Curull V, Orozco-Levi M, Moyes D, Balcells E, Palacio J, Lloreta J, Broquetas J M
Servei de Pneumologia. Unitat d'Endoscòpia Respiratòria. Hospital del Mar. Barcelona. España.
Arch Bronconeumol. 2002 Nov;38(11):515-22. doi: 10.1016/s0300-2896(02)75280-0.
The epithelium and airway smooth muscles of patients with chronic obstructive pulmonary disease (COPD) or bronchial asthma undergo certain structural changes that are probably related to increased expression of inflammatory molecules and cell growth factors. Studying the relation between disease and changes in bronchial smooth muscle is difficult if investigation is restricted to samples from autopsies or thoracotomies. This study was designed to evaluate the probability of obtaining bronchial smooth muscle by endoscopic bronchial biopsy in patients with COPD and from individuals with normal lung function, the relation of disease to bronchial epithelial histology, and the potential usefulness of studying airway muscle remodeling events.
Forty-two patients undergoing diagnostic fiberoptic bronchoscopy were enrolled. Bronchial biopsies were taken systematically from the lobar and segmental dividing ridges. The epithelial structure was analyzed by conventional histology. The smooth muscle was identified by immunohistochemistry (anti-desmin antibody assay) and Western-blot analysis (anti-desmin, actin and myosin antibodies).
Sixty-nine percent of the biopsies contained bronchial smooth muscle. The probability of obtaining smooth muscle was higher in segmental than in lobar biopsies (72 vs 30%, p < 0.05). This probability was unrelated to the presence of COPD or to signs of epithelial inflammation. The fragments allowed us to use electrophoresis to identify protein structures (myosin, actin, desmin) involved in muscle remodeling processes.
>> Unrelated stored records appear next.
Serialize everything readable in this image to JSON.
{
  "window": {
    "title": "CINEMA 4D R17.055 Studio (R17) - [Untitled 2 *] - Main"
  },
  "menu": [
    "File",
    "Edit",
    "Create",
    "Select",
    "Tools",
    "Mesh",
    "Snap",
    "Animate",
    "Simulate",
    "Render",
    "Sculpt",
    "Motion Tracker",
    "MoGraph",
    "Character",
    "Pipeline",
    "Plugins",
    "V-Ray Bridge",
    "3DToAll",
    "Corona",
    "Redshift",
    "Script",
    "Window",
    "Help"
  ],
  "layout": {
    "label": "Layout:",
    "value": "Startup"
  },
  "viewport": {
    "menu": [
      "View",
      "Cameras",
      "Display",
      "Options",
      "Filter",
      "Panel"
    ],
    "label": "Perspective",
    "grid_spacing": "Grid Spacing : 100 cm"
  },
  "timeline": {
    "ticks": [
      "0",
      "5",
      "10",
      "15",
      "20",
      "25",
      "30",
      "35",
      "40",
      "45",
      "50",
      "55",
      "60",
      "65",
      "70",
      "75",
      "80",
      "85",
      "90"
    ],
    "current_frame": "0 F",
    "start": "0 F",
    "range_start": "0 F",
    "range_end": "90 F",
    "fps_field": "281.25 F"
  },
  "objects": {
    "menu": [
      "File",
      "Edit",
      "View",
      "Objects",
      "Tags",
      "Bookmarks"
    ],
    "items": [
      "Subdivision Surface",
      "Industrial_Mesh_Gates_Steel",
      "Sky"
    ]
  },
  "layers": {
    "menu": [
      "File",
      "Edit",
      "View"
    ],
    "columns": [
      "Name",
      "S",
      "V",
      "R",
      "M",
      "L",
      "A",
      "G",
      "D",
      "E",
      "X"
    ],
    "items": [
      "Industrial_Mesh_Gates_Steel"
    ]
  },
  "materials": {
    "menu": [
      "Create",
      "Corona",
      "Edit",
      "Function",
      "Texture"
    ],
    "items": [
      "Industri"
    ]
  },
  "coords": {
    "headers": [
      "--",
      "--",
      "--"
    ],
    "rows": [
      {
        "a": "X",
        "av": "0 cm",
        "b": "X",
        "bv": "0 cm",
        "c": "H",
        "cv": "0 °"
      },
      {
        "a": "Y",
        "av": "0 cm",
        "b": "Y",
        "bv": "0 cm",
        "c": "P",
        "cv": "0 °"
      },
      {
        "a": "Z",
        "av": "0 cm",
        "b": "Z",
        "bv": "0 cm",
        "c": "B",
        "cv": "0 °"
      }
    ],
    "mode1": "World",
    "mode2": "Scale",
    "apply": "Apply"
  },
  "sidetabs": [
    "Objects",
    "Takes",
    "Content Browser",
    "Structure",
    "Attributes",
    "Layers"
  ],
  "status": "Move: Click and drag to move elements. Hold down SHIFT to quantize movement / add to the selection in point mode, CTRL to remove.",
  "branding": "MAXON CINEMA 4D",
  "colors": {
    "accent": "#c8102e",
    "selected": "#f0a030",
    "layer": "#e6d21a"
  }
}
Endoscopic biopsy of the bronchi allows us to obtain bronchial smooth muscle samples in a large percentage of patients, particularly when performed on segmental bronchi. The technique may be useful for future studies examining the processes of airway smooth muscle remodeling.
慢性阻塞性肺疾病(COPD)或支气管哮喘患者的上皮和气道平滑肌会发生某些结构变化,这可能与炎症分子和细胞生长因子表达增加有关。如果研究仅限于尸检或开胸手术的样本,那么研究疾病与支气管平滑肌变化之间的关系就很困难。本研究旨在评估通过内镜支气管活检从COPD患者和肺功能正常个体中获取支气管平滑肌的可能性、疾病与支气管上皮组织学的关系以及研究气道肌肉重塑事件的潜在用途。
纳入42例行诊断性纤维支气管镜检查的患者。从叶间和段间嵴系统地采集支气管活检标本。通过传统组织学分析上皮结构。通过免疫组织化学(抗结蛋白抗体检测)和蛋白质印迹分析(抗结蛋白、肌动蛋白和肌球蛋白抗体)鉴定平滑肌。
69%的活检标本含有支气管平滑肌。段支气管活检获取平滑肌的概率高于叶支气管活检(72%对30%,p<0.05)。该概率与COPD的存在或上皮炎症迹象无关。这些组织碎片使我们能够利用电泳鉴定参与肌肉重塑过程的蛋白质结构(肌球蛋白、肌动蛋白、结蛋白)。
支气管内镜活检能在很大比例的患者中获取支气管平滑肌样本,尤其是在段支气管进行活检时。该技术可能对未来研究气道平滑肌重塑过程有用。